Much of her darkness, however, came from what she heard the voices saying. Her own family members would stand over her hospital bed talking about funeral arrangements as if she wasn’t in the room. As the weeks passed, they moved from worry and grief to frustration and hopelessness. There was no way she would ever wake up, the doctors said, and so they treated her like she was already dead. She could not see them, but she heard every word. She tried to reach back with her own voice. “I’m right here!” she shouted over and over again through her tears, but on the outside there were no tears and no sound came from her mouth.

Somewhere deep within her, God’s Spirit breathed new life into her darkness, but part of her darkness always remained because she heard so many heartless things people said about her in their grief and anger and she could never see her loved ones the same again. That’s why she volunteers at the hospital. She wants people to know that even at the brink of death, their loved ones can still hear them and respond, even if we never see or hear a physical response on the outside. She doesn’t want patients to feel alienated by their families in these incomprehensible circumstances.

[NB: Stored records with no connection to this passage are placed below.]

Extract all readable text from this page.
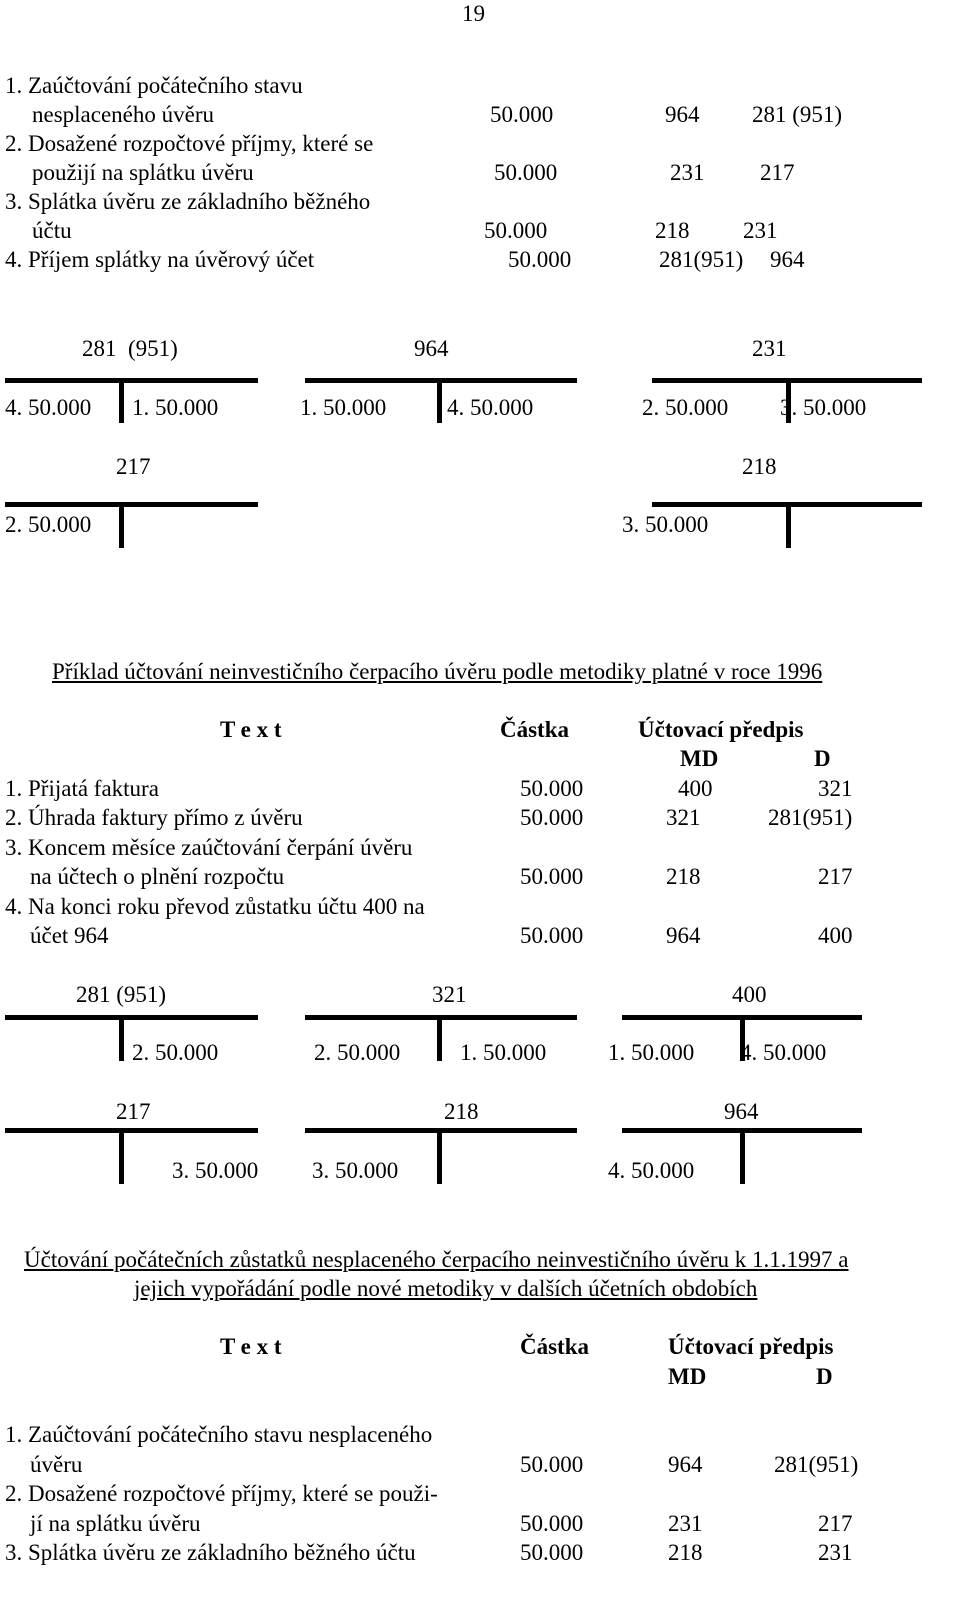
19
1. Zaúčtování počátečního stavu
nesplaceného úvěru	50.000	964 281 (951)
2. Dosažené rozpočtové příjmy, které se
použijí na splátku úvěru	50.000	231 217
3. Splátka úvěru ze základního běžného
účtu	50.000	218 231
4. Příjem splátky na úvěrový účet	50.000	281(951) 964
281  (951)
4. 50.000 1. 50.000
964
1. 50.000	4. 50.000
231
2. 50.000 3. 50.000
217
2. 50.000
218
3. 50.000
Příklad účtování neinvestičního čerpacího úvěru podle metodiky platné v roce 1996
T e x t	Částka	Účtovací předpis
MD	D
1. Přijatá faktura	50.000	400	321
2. Úhrada faktury přímo z úvěru	50.000	321	281(951)
3. Koncem měsíce zaúčtování čerpání úvěru
na účtech o plnění rozpočtu	50.000	218	217
4. Na konci roku převod zůstatku účtu 400 na
účet 964	50.000	964	400
281 (951)
2. 50.000
321
2. 50.000	1. 50.000
400
1. 50.000 4. 50.000
217
3. 50.000
218
3. 50.000
964
4. 50.000
Účtování počátečních zůstatků nesplaceného čerpacího neinvestičního úvěru k 1.1.1997 a
jejich vypořádání podle nové metodiky v dalších účetních obdobích
T e x t	Částka	Účtovací předpis
MD	D
1. Zaúčtování počátečního stavu nesplaceného
úvěru	50.000	964	281(951)
2. Dosažené rozpočtové příjmy, které se použi-
jí na splátku úvěru	50.000	231	217
3. Splátka úvěru ze základního běžného účtu	50.000	218	231
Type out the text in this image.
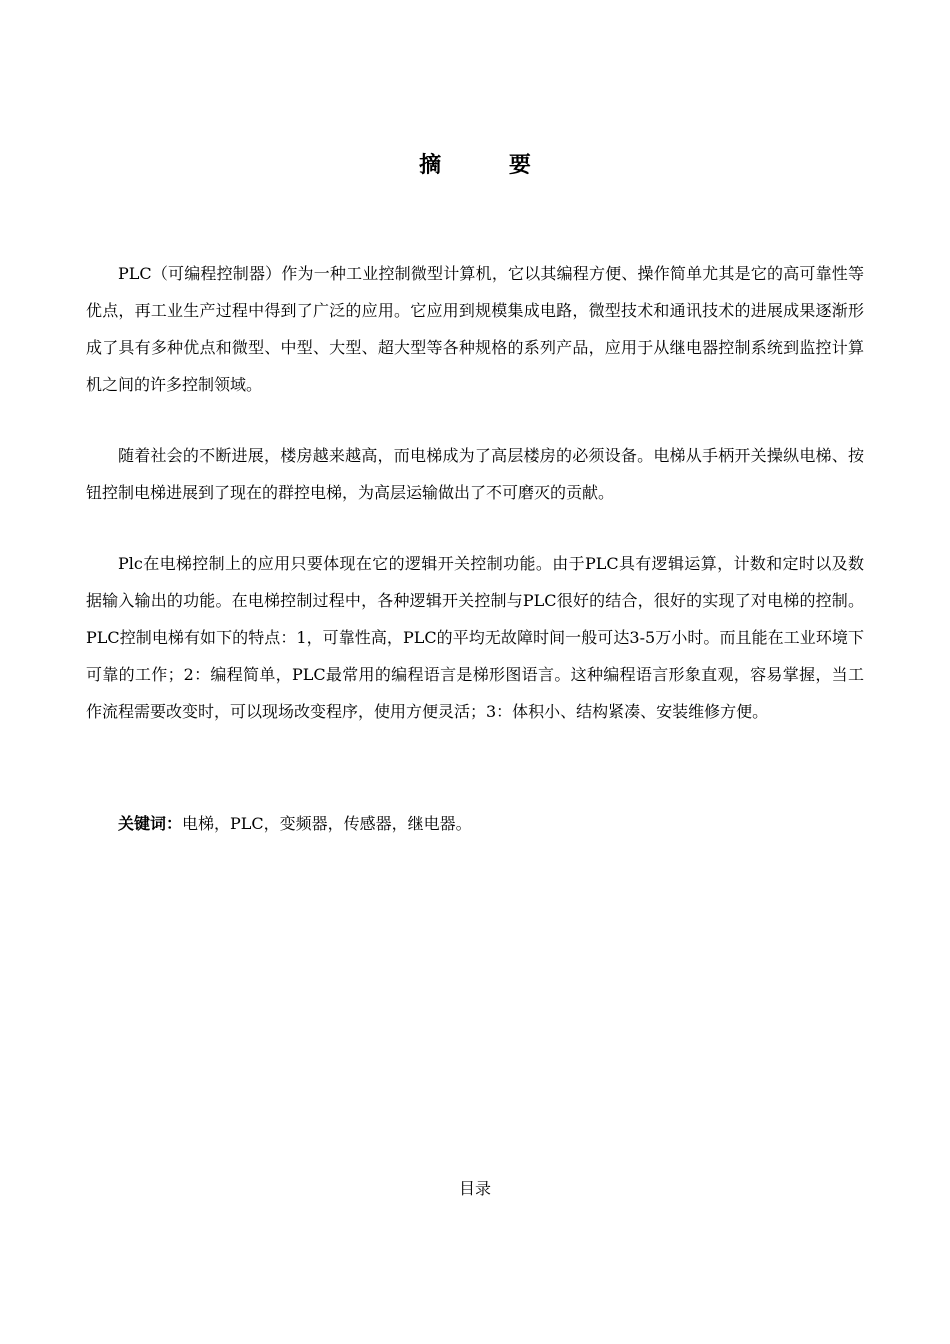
摘 要
PLC（可编程控制器）作为一种工业控制微型计算机，它以其编程方便、操作简单尤其是它的高可靠性等优点，再工业生产过程中得到了广泛的应用。它应用到规模集成电路，微型技术和通讯技术的进展成果逐渐形成了具有多种优点和微型、中型、大型、超大型等各种规格的系列产品，应用于从继电器控制系统到监控计算机之间的许多控制领域。
随着社会的不断进展，楼房越来越高，而电梯成为了高层楼房的必须设备。电梯从手柄开关操纵电梯、按钮控制电梯进展到了现在的群控电梯，为高层运输做出了不可磨灭的贡献。
Plc在电梯控制上的应用只要体现在它的逻辑开关控制功能。由于PLC具有逻辑运算，计数和定时以及数据输入输出的功能。在电梯控制过程中，各种逻辑开关控制与PLC很好的结合，很好的实现了对电梯的控制。PLC控制电梯有如下的特点：1，可靠性高，PLC的平均无故障时间一般可达3-5万小时。而且能在工业环境下可靠的工作；2：编程简单，PLC最常用的编程语言是梯形图语言。这种编程语言形象直观，容易掌握，当工作流程需要改变时，可以现场改变程序，使用方便灵活；3：体积小、结构紧凑、安装维修方便。
关键词：电梯，PLC，变频器，传感器，继电器。
目录
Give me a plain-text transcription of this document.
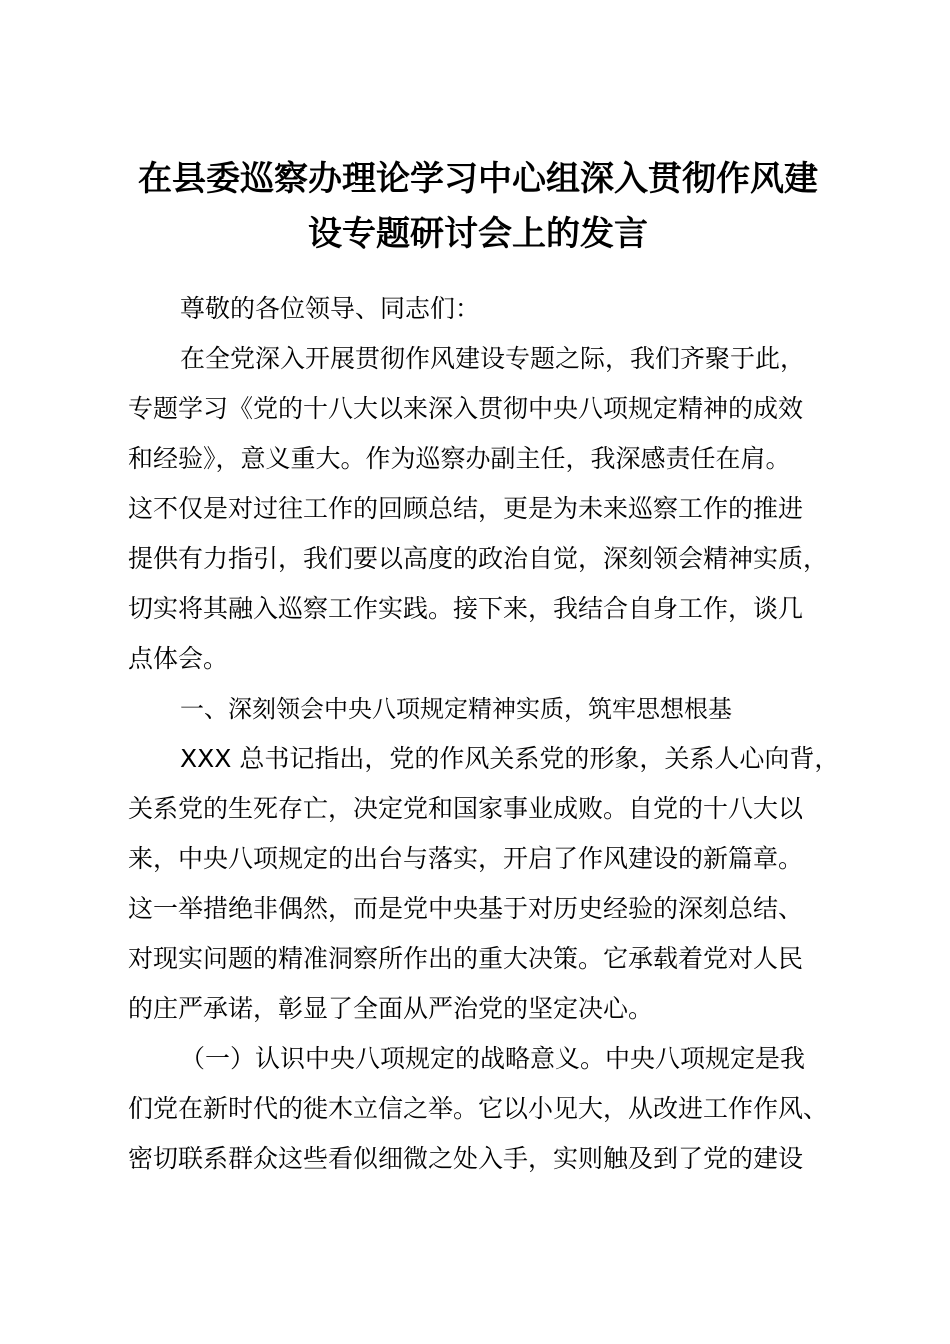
在县委巡察办理论学习中心组深入贯彻作风建
设专题研讨会上的发言
尊敬的各位领导、同志们：
在全党深入开展贯彻作风建设专题之际，我们齐聚于此，
专题学习《党的十八大以来深入贯彻中央八项规定精神的成效
和经验》，意义重大。作为巡察办副主任，我深感责任在肩。
这不仅是对过往工作的回顾总结，更是为未来巡察工作的推进
提供有力指引，我们要以高度的政治自觉，深刻领会精神实质，
切实将其融入巡察工作实践。接下来，我结合自身工作，谈几
点体会。
一、深刻领会中央八项规定精神实质，筑牢思想根基
XXX 总书记指出，党的作风关系党的形象，关系人心向背，
关系党的生死存亡，决定党和国家事业成败。自党的十八大以
来，中央八项规定的出台与落实，开启了作风建设的新篇章。
这一举措绝非偶然，而是党中央基于对历史经验的深刻总结、
对现实问题的精准洞察所作出的重大决策。它承载着党对人民
的庄严承诺，彰显了全面从严治党的坚定决心。
（一）认识中央八项规定的战略意义。中央八项规定是我
们党在新时代的徙木立信之举。它以小见大，从改进工作作风、
密切联系群众这些看似细微之处入手，实则触及到了党的建设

I don’t know if we will ever see a dead person raised before our eyes, but I imagine the Spirit wants us to speak and live with the kind of authority Christ gave to Peter and his disciples to raise the dead. Whether a person is fighting for their final physical breath or lost in a bottomless pit of emotional or mental death and despair, we have the authority to speak life… not death. We have the authority to encourage them to “Get Up”, no matter how long and painful the process might be. But it is indeed a process. They cannot get up on their own. With our spiritual authority comes the responsibility to walk alongside them for the long haul until they can once again stand and walk on their own.

How are you using your Spiritual Authority to speak life into someone right now?